From: Roy T. Fielding <fielding@gbiv.com>
Date: Mon, 2 May 2011 16:33:00 -0700
To: Maciej Stachowiak <mjs@apple.com>
Cc: Adam Barth <ietf@adambarth.com>, public-iri@w3.org
Message-Id: <42B7FB82-93A9-4D07-A0E0-9A4C842C28E7@gbiv.com>

On Apr 28, 2011, at 12:29 AM, Maciej Stachowiak wrote:
> On Apr 27, 2011, at 10:12 PM, Roy T. Fielding wrote:
> 
>> As you well know, what HTML5 needs is a definition for parsing
>> arbitrary attribute values in document encoding.  Those attribute
>> values are not URLs.  They aren't even URI references.  They are
>> one or more space-separated or space-ignoring strings in an HTML
>> attribute encoding, and each reference needs to be extracted and
>> transcoded before the definitions in 3986 are even applicable.
> 
> It is fine to call the types of resource identifiers that appear in HTML and other parts of the Web platform (CSS, XHR, SVG, etc) something other than "URL" or "URI". The name does not really matter for interoperability.

Technically, yes, but from a social perspective we have seen a
lot of confusion caused by descriptions of URL, URI, or anyURI
being the documented value range of attributes or data entry
dialogs.  That was actually true in some distant past, but
browsers stopped rejecting invalid references a long time ago,
for good reasons, and usually do some form of pct-encoding or
truncation instead.  We should therefore stop referring to the
input as a uniform identifier when it is, in fact, an arbitrary
string.  We can then unambiguously refer to the output of the
parsing, transcoding, and recombination algorithm as a URI or
URL as defined by RFC3986.  That is why I use the term reference
for the value as found in the attribute/dialog.

>> However, for the subset of possible references that do happen
>> to match what are called valid URI references by RFC3986, then
>> we have already tested consensus and deployed many implementations
>> that conform exactly to the results given in RFC3986.  
> 
> If these references are something other than URIs, and must be transcoded, why is it important that the subset that happens to look syntactically like a valid URI must be processed without that transcoding step? This implies that the transcoding must be the identity encoding in some cases. Where does that assumption come from?

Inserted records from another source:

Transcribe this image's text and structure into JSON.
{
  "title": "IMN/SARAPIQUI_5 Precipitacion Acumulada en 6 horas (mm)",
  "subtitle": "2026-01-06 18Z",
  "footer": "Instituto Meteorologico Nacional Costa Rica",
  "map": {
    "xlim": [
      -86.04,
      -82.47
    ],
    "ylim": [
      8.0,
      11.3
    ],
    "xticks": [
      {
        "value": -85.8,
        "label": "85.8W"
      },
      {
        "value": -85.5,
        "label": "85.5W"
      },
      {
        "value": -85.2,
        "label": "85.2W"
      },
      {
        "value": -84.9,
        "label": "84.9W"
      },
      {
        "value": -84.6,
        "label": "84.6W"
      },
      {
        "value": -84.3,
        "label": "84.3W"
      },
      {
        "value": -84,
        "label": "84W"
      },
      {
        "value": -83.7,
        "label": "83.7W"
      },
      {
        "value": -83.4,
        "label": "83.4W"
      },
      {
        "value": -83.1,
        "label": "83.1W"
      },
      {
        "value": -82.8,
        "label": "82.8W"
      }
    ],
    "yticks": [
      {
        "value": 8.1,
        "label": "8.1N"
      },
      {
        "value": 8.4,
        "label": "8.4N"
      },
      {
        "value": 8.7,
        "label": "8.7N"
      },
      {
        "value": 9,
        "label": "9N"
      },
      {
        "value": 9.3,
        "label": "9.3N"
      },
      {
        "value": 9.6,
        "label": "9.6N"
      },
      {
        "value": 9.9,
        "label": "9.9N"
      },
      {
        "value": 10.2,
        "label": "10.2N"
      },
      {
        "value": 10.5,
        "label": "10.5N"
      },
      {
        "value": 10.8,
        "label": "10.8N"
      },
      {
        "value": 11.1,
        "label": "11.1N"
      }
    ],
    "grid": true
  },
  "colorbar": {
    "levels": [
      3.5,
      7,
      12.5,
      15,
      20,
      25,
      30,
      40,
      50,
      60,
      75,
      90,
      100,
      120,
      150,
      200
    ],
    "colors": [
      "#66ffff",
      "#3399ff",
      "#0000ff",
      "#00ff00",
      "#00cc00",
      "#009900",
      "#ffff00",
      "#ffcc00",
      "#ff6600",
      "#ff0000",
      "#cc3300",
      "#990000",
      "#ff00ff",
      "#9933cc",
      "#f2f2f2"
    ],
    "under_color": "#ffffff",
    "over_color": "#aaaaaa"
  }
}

Authors have been using plain old ASCII references to URIs for
longer than the Web has been documented.  We expect them to
still work.  Likewise for references that are in the document
encoding but only use the subset of characters that are found
in ASCII.  URIs are defined in terms of characters, not octets,
so the transcoding I am referring to is the removal of whitespace,
pct-encoding of non-unreserved characters, etc.  A reference that
is already in URI form does not need to be transcoded.

....Roy

Received on Monday, 2 May 2011 23:33:25 UTC